I think about this every time I pick up my camera. When I’m caught up in whether the lighting is perfect, whether the kids are doing what I envisioned, whether things are lining up with some image I had in mind, when I’m jumping ahead to the result, I don’t do my best work. I’m too busy trying to control something that’s already unfolding.
But when I let go of the outcome I’m clinging to, when I just see what’s actually happening and adapt to it, the photos are always better. More honest. More alive.
It’s the same with parenting. When I’m treating Mae like a project, worrying about outcomes, trying to mold her into some ideal I have in mind, I miss what’s actually happening. I’m not present with who she is. I’m anxious about who she’ll become.
But when I can let go of that and just be with the process of her unfolding, when I follow her lead the way my dad followed hers with those drawings, that’s when I actually see her. That’s when the love is most present.
This is what my dad taught me: the joy isn’t in the result. It’s in being fully present with what’s happening right now.
I used to approach memories like artifacts to preserve. Photographs to treasure, moments to replay, times I wished I could return to.
But maybe the value isn’t in longing for what’s gone. Maybe it’s about recognizing that what made those moments beautiful, the love that was there, didn’t disappear with time. It’s still here.
Here’s what I’ve learned: we can’t hold onto the past. But we can pay attention to what’s here right now.
This is actually what a photograph is for. Not to capture something so we can cling to it, but to help us see what’s already present. To recognize the love that’s happening before life rushes us past it.
When I create portraits, I’m not trying to stop time or preserve something that would otherwise be lost. Love doesn’t need preserving. It’s already here, woven into how you look at your child, how your parent holds your baby, how siblings move through the world together.
What the photograph does is reflect it back to you. It says: Look. This is happening. This matters. Pay attention.
It’s a reminder that everything is temporary, which makes this moment, right now, precious.
Not in a sad way. In a “this is worth slowing down for” way.

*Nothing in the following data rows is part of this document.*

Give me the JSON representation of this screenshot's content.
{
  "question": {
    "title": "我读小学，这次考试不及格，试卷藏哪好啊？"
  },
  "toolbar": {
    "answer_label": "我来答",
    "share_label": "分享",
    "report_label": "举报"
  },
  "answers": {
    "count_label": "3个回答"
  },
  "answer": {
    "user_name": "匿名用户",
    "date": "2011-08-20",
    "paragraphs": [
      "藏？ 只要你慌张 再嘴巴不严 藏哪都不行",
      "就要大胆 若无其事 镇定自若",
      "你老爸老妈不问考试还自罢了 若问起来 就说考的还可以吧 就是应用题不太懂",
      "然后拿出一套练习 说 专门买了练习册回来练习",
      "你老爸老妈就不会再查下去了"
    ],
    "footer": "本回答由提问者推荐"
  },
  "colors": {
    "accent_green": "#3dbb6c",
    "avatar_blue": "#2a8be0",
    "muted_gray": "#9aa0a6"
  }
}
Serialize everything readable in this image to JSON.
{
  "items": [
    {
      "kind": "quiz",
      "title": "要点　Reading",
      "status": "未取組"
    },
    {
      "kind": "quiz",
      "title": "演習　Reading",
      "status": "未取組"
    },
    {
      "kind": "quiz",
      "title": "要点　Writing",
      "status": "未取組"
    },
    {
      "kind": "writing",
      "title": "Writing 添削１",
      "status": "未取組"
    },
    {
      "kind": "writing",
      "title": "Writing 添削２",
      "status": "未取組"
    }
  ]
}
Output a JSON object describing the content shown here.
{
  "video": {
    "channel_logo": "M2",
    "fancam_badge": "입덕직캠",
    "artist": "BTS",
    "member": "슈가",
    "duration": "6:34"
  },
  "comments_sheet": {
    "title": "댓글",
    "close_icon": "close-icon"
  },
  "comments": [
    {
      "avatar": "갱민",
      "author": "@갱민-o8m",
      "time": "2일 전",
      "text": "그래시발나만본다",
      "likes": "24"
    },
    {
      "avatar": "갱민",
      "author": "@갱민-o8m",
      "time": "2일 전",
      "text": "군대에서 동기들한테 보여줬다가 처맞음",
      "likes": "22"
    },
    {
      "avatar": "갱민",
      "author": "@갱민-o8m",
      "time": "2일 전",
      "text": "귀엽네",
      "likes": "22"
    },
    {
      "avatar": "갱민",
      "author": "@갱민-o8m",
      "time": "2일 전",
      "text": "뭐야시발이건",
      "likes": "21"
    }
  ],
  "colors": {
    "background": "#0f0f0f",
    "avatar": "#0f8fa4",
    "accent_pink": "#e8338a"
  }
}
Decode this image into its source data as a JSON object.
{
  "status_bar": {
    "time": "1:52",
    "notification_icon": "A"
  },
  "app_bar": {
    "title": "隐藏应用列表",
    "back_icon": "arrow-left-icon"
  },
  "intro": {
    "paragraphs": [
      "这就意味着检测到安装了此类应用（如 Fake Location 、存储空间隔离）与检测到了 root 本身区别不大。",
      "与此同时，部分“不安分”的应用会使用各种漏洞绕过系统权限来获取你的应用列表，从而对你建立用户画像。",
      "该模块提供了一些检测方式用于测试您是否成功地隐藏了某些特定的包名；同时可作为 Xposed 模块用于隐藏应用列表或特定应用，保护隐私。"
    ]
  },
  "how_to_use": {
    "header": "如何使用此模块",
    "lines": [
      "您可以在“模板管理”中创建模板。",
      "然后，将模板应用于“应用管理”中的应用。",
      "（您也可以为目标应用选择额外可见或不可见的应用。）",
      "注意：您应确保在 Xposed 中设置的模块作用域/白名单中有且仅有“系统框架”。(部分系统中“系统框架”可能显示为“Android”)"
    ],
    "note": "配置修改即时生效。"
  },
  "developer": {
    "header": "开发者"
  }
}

I think about what I want Mae to remember about me someday. Not specific conversations or particular days, but the feeling of being seen, being delighted in, being given space to make her own discoveries.
And I think about what the photos I create for families are really for: not to make them sad about what’s gone, but to help them recognize what’s here. To see the love that’s present in this moment, before it shifts into its next form.
Everything changes. That’s exactly why we should see it clearly while it’s here.